Поселок спал, одиноко сияли фонари над шершаво-темными лентами гаражных крыш, темны были все окна в соседнем доме, а над гаражами, над фонарями, над соседним пятиэтажным домом мерцали июньские звезды, которые Зоя видела в просветах между ветвями подступивших к домам деревьев. Деревья казались совсем черными; шелест их листьев был мягок, вкрадчив, утешителен.
«А ведь в природе совсем нет страха! – думала Зоя. – Вот деревья, звезды – они же ничего не боятся. Что должно произойти, то и происходит с ними…»
…Она надела зеленую юбку и коричневую, с желтыми цветочками блузку – лучшее, что имела. Кстати были бы здесь янтарные бусы, подаренные матерью еще в студенческую пору. Но примерив их, Зоя остановилась в нерешительности. «Пожалуй, полный парад ни к чему!» – подумала она и спрятала бусы в шкатулку.
Вошла в комнату Лариса, как всегда без стука, и, взглянув на Зою, скривила яркие губы.
– Мать с отцом не знаешь когда вернутся? – спросила она.
– Сказали – скоро, задерживаться не станут, – спокойно отозвалась Зоя.
– Их «скоро» может до полуночи затянуться. Они же к Панфиловым ушли.
– Ну и что?
– А то!.. Нам за твоей дочкой присматривать – не самое большое удовольствие, – отчетливо выговорила Лариса. – Алексею заниматься надо, а он вместо этого с Ленкой забавляется. Ведь когда он дома, она же все время в нашей комнате пасется!
Лицо у Зои вспыхнуло; отяжелело, потянулось книзу сердце.
– Лариса, ты вот скажи мне… объясни, ну почему ты такая… недобрая? – из последних сил сдерживая ярость и обиду, спросила Зоя. – Ты ведь знаешь, куда я иду. Я же не могла отказаться, понимаешь ты или нет? И взять Ленку с собой тоже не могу – неужели нельзя такое понять?
– Да что понимать! – фыркнула Лариса. – Муж ведь зовет. Отец ребенка!.. Вот и ехала бы за ним! Тем более в Ленинград, в благоустроенную квартиру!..
У Зои даже не было сил стоять, она опустилась на стул.
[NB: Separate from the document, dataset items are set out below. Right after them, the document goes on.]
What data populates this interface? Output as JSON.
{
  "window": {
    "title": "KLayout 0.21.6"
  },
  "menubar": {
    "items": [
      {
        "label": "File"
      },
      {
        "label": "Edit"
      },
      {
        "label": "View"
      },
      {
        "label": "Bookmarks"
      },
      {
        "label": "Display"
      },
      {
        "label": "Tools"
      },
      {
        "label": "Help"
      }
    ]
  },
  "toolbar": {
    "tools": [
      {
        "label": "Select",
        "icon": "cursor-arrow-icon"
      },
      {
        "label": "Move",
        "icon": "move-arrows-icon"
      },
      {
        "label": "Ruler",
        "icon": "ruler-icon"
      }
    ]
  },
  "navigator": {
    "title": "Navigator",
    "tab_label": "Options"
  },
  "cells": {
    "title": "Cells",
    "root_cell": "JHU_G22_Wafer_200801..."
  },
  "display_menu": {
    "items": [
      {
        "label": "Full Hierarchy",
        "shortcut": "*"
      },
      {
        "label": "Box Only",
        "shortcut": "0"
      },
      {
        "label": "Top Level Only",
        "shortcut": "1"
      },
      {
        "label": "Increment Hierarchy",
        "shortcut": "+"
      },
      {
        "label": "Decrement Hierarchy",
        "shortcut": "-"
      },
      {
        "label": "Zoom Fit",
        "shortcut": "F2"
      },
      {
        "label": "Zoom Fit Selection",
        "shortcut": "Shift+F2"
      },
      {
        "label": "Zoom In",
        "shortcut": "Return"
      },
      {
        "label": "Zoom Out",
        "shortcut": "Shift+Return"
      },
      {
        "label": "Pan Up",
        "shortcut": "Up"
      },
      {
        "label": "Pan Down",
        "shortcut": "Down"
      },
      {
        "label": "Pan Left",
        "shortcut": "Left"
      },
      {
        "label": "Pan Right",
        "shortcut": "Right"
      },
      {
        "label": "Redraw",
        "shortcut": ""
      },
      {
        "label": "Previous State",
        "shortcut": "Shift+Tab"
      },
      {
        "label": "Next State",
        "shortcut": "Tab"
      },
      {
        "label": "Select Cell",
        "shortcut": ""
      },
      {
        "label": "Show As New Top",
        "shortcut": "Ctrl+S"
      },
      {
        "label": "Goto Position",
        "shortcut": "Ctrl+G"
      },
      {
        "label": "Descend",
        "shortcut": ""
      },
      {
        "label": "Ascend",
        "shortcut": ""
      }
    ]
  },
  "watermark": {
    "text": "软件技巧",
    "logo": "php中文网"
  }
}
Поникла, прижавшись лбом к кулаку и упираясь локтем в стол.
Она отлично знала, что больше всего мучило невестку. Алексей после института остался на кафедре, занимался там социологическими исследованиями. Мечтал о науке, писал диссертацию. Но работа его затянулась, потому что Алексей не ладил с руководителем. Зарабатывал он мало – сто десять рублей. Столько же получала и Лариса, работавшая в плановом отделе на заводе. И Лариса не хотела рожать до тех пор, пока муж не выбьется в науку и, следовательно, получит отдельную квартиру. А может быть, подозревала Зоя, и по другой, от самой Ларисы зависящей причине.
Многолюдность и теснота жилища делали Ларису все раздражительнее. Она устраивала сцены Алексею, называя его слепым дураком и глупым правдолюбцем. И открыто ненавидела Зою за то, что та вернулась из Ленинграда с ребенком; ненавидела свекра и свекровь за наивное простодушие, ненавидела плановый отдел, в котором работала, ненавидела завод, ненавидела вообще жизнь и человечество.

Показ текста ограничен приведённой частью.